When `g.indices.len() ≥ 255`: process in chunks of 254 columns (each chunk stays within u8 range), accumulate into a running builder via `.add(chunk_frozen.view())`.
```
fast path (< 255 cols):
builder = TempCompactIntVecBuilder::new(n)
for c in group:
builder.inc_predicate_fast(matrix.col_view(c), |v| v >= threshold)
builder.freeze()
slow path (≥ 255 cols):
result = TempCompactIntVecBuilder::new(n)
for chunk in group.chunks(254):
chunk_b = TempCompactIntVecBuilder::new(n)
for c in chunk:
chunk_b.inc_predicate_fast(matrix.col_view(c), |v| v >= threshold)
frozen = chunk_b.freeze()
result.add(frozen.view())
result.freeze()
```
**`partial_group_any`** uses `or_where` on `TempBitVecBuilder`:
```
result = TempBitVecBuilder::new(n)
for c in group:
result.or_where(matrix.col_view(c), |v| v >= threshold)
result.freeze()
```
**Non-additive predicates** (`group_all`, `group_at_least(k)`) are composed at the index level:
```rust
// "present in >= 2 ingroup columns with count >= 3, absent from all outgroup"
let presence = layers.map(|l| l.partial_group_presence_count(&ingroup, 3)?).add_all()?;
let in_mask = presence.view().geq(2); // IntSliceView method
let out_sum = layers.map(|l| l.partial_group_sum(&outgroup)?).add_all()?;
let out_mask = out_sum.view().leq(0);
let mut mask_b = TempBitVecBuilder::new(n)?;
mask_b.copy_from(in_mask);
mask_b.and(out_mask);
```
### mask_with
Direct method on `PersistentCompactIntVecBuilder` (and delegation via `TempCompactIntVecBuilder`).

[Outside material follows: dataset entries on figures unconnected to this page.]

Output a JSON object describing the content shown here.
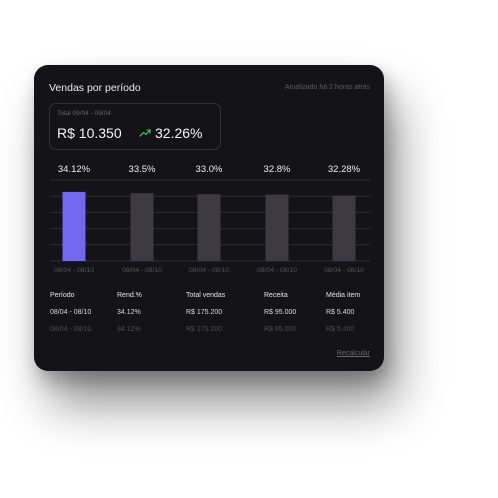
{
  "card": {
    "title": "Vendas por período",
    "updated": "Atualizado há 2 horas atrás"
  },
  "summary": {
    "range": "Total 09/04 - 09/04",
    "value": "R$ 10.350",
    "change": "32.26%",
    "trend_icon": "trend-up-icon",
    "trend_color": "#3fb950"
  },
  "chart_data": {
    "type": "bar",
    "categories": [
      "08/04 - 08/10",
      "08/04 - 08/10",
      "08/04 - 08/10",
      "08/04 - 08/10",
      "08/04 - 08/10"
    ],
    "values": [
      34.12,
      33.5,
      33.0,
      32.8,
      32.28
    ],
    "value_labels": [
      "34.12%",
      "33.5%",
      "33.0%",
      "32.8%",
      "32.28%"
    ],
    "highlight_index": 0,
    "colors": {
      "highlight": "#7068ef",
      "bar": "#3d3a43",
      "grid": "#2e2d34"
    },
    "grid": true,
    "ylim": [
      0,
      40
    ]
  },
  "table": {
    "headers": [
      "Período",
      "Rend.%",
      "Total vendas",
      "Receita",
      "Média item"
    ],
    "rows": [
      [
        "08/04 - 08/10",
        "34.12%",
        "R$ 175.200",
        "R$ 95.000",
        "R$ 5.400"
      ],
      [
        "08/04 - 08/10",
        "34.12%",
        "R$ 175.200",
        "R$ 95.000",
        "R$ 5.400"
      ]
    ]
  },
  "actions": {
    "recalc": "Recalcular"
  }
}
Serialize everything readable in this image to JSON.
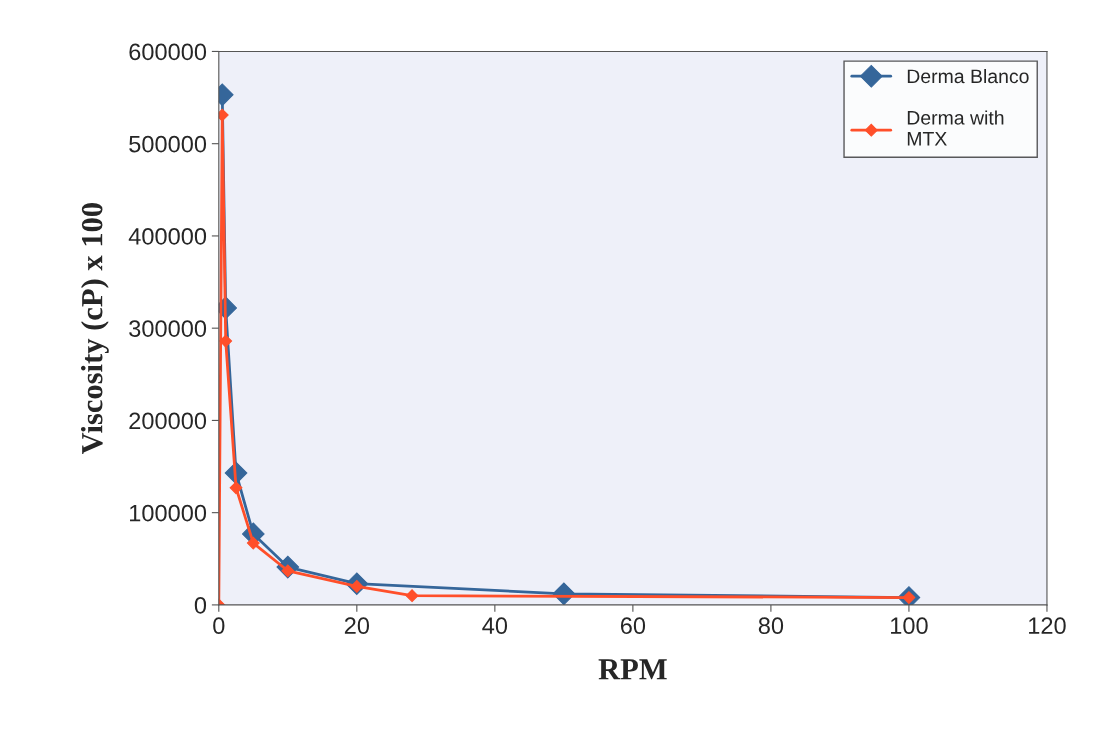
{
  "chart_data": {
    "type": "line",
    "xlabel": "RPM",
    "ylabel": "Viscosity (cP) x 100",
    "xlim": [
      0,
      120
    ],
    "xticks": [
      0,
      20,
      40,
      60,
      80,
      100,
      120
    ],
    "ylim": [
      0,
      600000
    ],
    "yticks": [
      0,
      100000,
      200000,
      300000,
      400000,
      500000,
      600000
    ],
    "series": [
      {
        "name": "Derma Blanco",
        "color": "#35669a",
        "x": [
          0.5,
          1,
          2.5,
          5,
          10,
          20,
          50,
          100
        ],
        "values": [
          553000,
          322000,
          143000,
          77000,
          41000,
          23000,
          12000,
          8000
        ]
      },
      {
        "name": "Derma with\nMTX",
        "color": "#ff4f2a",
        "x": [
          0,
          0.5,
          1,
          2.5,
          5,
          10,
          20,
          28,
          100
        ],
        "values": [
          0,
          531000,
          286000,
          127000,
          67000,
          37000,
          20000,
          10000,
          8000
        ]
      }
    ],
    "marker": "diamond",
    "line_style": "solid",
    "grid": false,
    "legend": "top right"
  }
}
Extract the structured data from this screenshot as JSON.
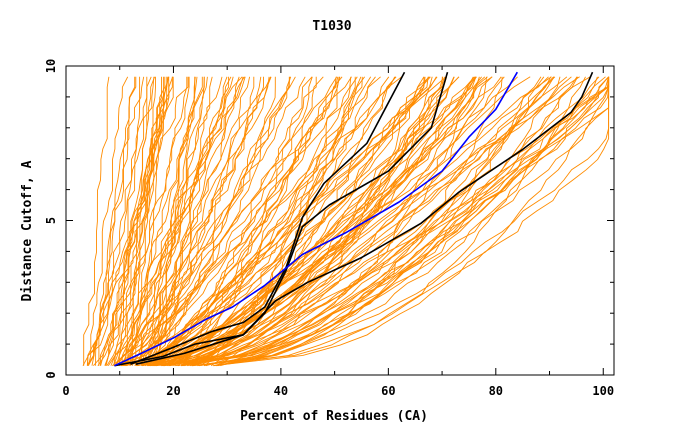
{
  "chart_data": {
    "type": "line",
    "title": "T1030",
    "xlabel": "Percent of Residues (CA)",
    "ylabel": "Distance Cutoff, A",
    "xlim": [
      0,
      102
    ],
    "ylim": [
      0,
      10
    ],
    "x_ticks": [
      0,
      20,
      40,
      60,
      80,
      100
    ],
    "y_ticks": [
      0,
      5,
      10
    ],
    "grid": false,
    "legend": "none",
    "colors": {
      "background_models": "#ff8c00",
      "highlight": "#000000",
      "reference": "#0000ff",
      "axes": "#000000"
    },
    "background_model_count": 150,
    "highlighted_series": [
      {
        "color": "#000000",
        "points": [
          [
            9,
            0.3
          ],
          [
            18,
            0.6
          ],
          [
            24,
            1.0
          ],
          [
            33,
            1.3
          ],
          [
            37,
            2.0
          ],
          [
            41,
            3.4
          ],
          [
            44,
            4.8
          ],
          [
            49,
            5.5
          ],
          [
            60,
            6.6
          ],
          [
            68,
            8.0
          ],
          [
            71,
            9.8
          ]
        ]
      },
      {
        "color": "#000000",
        "points": [
          [
            12,
            0.35
          ],
          [
            20,
            0.9
          ],
          [
            27,
            1.4
          ],
          [
            33,
            1.7
          ],
          [
            37,
            2.2
          ],
          [
            41,
            3.5
          ],
          [
            44,
            5.1
          ],
          [
            48,
            6.2
          ],
          [
            56,
            7.5
          ],
          [
            63,
            9.8
          ]
        ]
      },
      {
        "color": "#000000",
        "points": [
          [
            13,
            0.35
          ],
          [
            22,
            0.7
          ],
          [
            33,
            1.3
          ],
          [
            39,
            2.4
          ],
          [
            45,
            3.0
          ],
          [
            55,
            3.8
          ],
          [
            66,
            4.9
          ],
          [
            73,
            5.9
          ],
          [
            85,
            7.3
          ],
          [
            94,
            8.5
          ],
          [
            96,
            9.0
          ],
          [
            98,
            9.8
          ]
        ]
      },
      {
        "color": "#0000ff",
        "points": [
          [
            9,
            0.3
          ],
          [
            14,
            0.7
          ],
          [
            20,
            1.2
          ],
          [
            26,
            1.8
          ],
          [
            31,
            2.2
          ],
          [
            37,
            2.9
          ],
          [
            44,
            3.9
          ],
          [
            52,
            4.6
          ],
          [
            62,
            5.6
          ],
          [
            70,
            6.6
          ],
          [
            75,
            7.7
          ],
          [
            80,
            8.6
          ],
          [
            84,
            9.8
          ]
        ]
      }
    ]
  }
}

Zeros every slot where the corresponding mask bit is 0. Iterates only zero bits — O(n_zeros), O(1) when mask is all-ones.
```
for (w_idx, word) in mask.words():
if word == u64::MAX: continue // skip all-ones words
zeros = !word
while zeros != 0:
bit = trailing_zeros(zeros)
s = w_idx * 64 + bit
if primary[s] != 0: set(s, 0) // clears overflow entry too
zeros &= zeros 1
```
Terminal operation for Filter (retain only selected kmer slots in a count vector) and Select (positional selection without MPHF).